British et Mystique Messe de Bach à BOZAR
Les temps de Pâques sont passés, partagés entre les notes sombres de la semaine sainte du Christ jusqu’à sa résurrection solaire, mais le temps musical reste religieux avec la dernière œuvre achevée de Bach. Sommet considéré comme « le plus grand chef-d’œuvre musical que le monde ait jamais vu » par Karl Friedrich Zelter (à qui l’histoire de la musique est redevable d’avoir conservé les partitions de Bach), également décrit par son contemporain musicologue-éditeur suisse Hans Georg Nägeli comme « la plus grande œuvre d’art musical de tous les temps et de tous les peuples », ce magnum opus, dont l’écriture se sera étalée sur 35 années (de 1714 à 1749, et seulement publié -par Nägeli- en 1833), transcrit les émotions d’un compositeur tiraillé entre tragédies personnelles et profonde piété. Cette œuvre œcuménique d'un compositeur luthérien revenant au texte catholique latin prend en outre, sous la conduite de Sir John Eliot Gardiner, une note British, à la noblesse raffinée et lumineuse. L'architecture formelle est soutenue par la clarté prosodique, l'alliage de la partition étant rendu par le chef et ses phalanges.

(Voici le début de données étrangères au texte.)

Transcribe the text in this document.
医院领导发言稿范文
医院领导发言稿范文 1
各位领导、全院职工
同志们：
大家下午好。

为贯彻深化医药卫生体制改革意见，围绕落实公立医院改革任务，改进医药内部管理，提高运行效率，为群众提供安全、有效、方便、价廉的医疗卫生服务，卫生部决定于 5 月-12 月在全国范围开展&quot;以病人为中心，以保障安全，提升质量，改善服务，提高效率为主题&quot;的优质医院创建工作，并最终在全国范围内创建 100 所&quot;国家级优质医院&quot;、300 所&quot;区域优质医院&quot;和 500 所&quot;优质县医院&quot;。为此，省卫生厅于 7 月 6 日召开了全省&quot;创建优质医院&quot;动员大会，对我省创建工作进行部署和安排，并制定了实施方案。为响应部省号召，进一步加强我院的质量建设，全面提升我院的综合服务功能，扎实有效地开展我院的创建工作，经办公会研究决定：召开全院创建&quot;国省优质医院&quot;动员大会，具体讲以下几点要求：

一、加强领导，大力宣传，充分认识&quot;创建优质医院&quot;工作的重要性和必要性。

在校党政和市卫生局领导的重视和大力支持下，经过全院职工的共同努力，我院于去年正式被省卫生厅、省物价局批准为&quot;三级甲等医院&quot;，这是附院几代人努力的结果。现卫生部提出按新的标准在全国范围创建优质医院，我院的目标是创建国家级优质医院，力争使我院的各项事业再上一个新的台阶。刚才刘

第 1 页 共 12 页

Déployant le recueillement d'une communauté unie, les trente-trois chanteurs du Monteverdi Choir (comme l’âge du Christ lors de sa crucifixion) invitent à la solennité en entourant l’orchestre et l'acoustique d'un souffle nourri, solennel. Leur chant déploie la construction baroque mathématique, habitée par des émotions cycliques, la répétition des mélodies d'inspiration grégorienne (monodie monacale) vers de multiples lignes. Les chœurs viennent peupler cet espace musical avec une amplitude mystique, fluide et résolument émotionnelle. Pudeur et chagrin prennent ainsi place sur la scène de BOZAR avec une humilité particulièrement vibrante.
L’Orchestre, l’English Baroque Soloists offre une complicité musicale visible et une précision subtile, rendant l’espace, la profondeur sonore et émotionnelle de Bach, à la fois dans son infime précision et ses dimensions, architecturales et solaires.
La soprano Hilary Cronin qui appartient au chœur met ici à l’honneur en soliste sa voix expressive, narrative au vibrato serré et chaleureux. Les arias sont limpides et riches, le ruissellement vocal ondule sans difficulté apparente sur les textes.
Sa collègue mezzo-soprano Sarah Denbee dessine avec polyvalence sa voix d'une humilité certaine, tenue et pudique, pourtant ample et chaude. Mesuré, son chant est clair et boisé avec facilité.
Mezzo-soprano invitée, Bethany Horak-Hallett marque par l’élégance de son appareil solaire, vibrant et généreux, la voix teintée et cuivrée lui offrant une apparition remarquée parmi les solistes. Le ton chaud et grave, sans difficulté apparente, réussit à allier les instances limpides et pourtant amples et larges de Bach.
Nick Pritchard s’impose par l'élégance d'une douceur de voix et d'une discrétion qui réclame à l’auditoire une attention particulière. Captivant, l’humilité récitative du ténor classique est vibrante, tenue et subtile. Jonathan Hanley marque sa voix d’une austérité plus certaine encore, dont même les ornements et tenues sont équilibrés.
Lui répondent les voix sombres de Dingle Yandell, baryton-basse dessinant la puissante fluidité de sons roulés et de vibrations tenues, et, plus en retrait, Alex Ashworth qui rencontre, en raison d'un souffle écourté, des difficultés à terminer ses arias pourtant appuyées.
Le contre-ténor américain Reginald L. Mobley déploie sa voix dans l'espace acoustique avec limpidité et chaleur pourtant, précision et liberté d’interprétation. Poursuivant l'oxymore, dans la retenue et une certaine ferveur, sa présence se fait marquante avec une finesse élévatoire. Il est acclamé comme une star.
Les interprètes de cette œuvre magistrale, de cette plongée restituée en deux petites heures de musicalité spirituelle ininterrompue, sont ovationnés, longuement et debout, par un public ému saluant aussi notamment Sir John Eliot Gardiner qui fêtera dans quatre jours ses quatre fois vingt ans.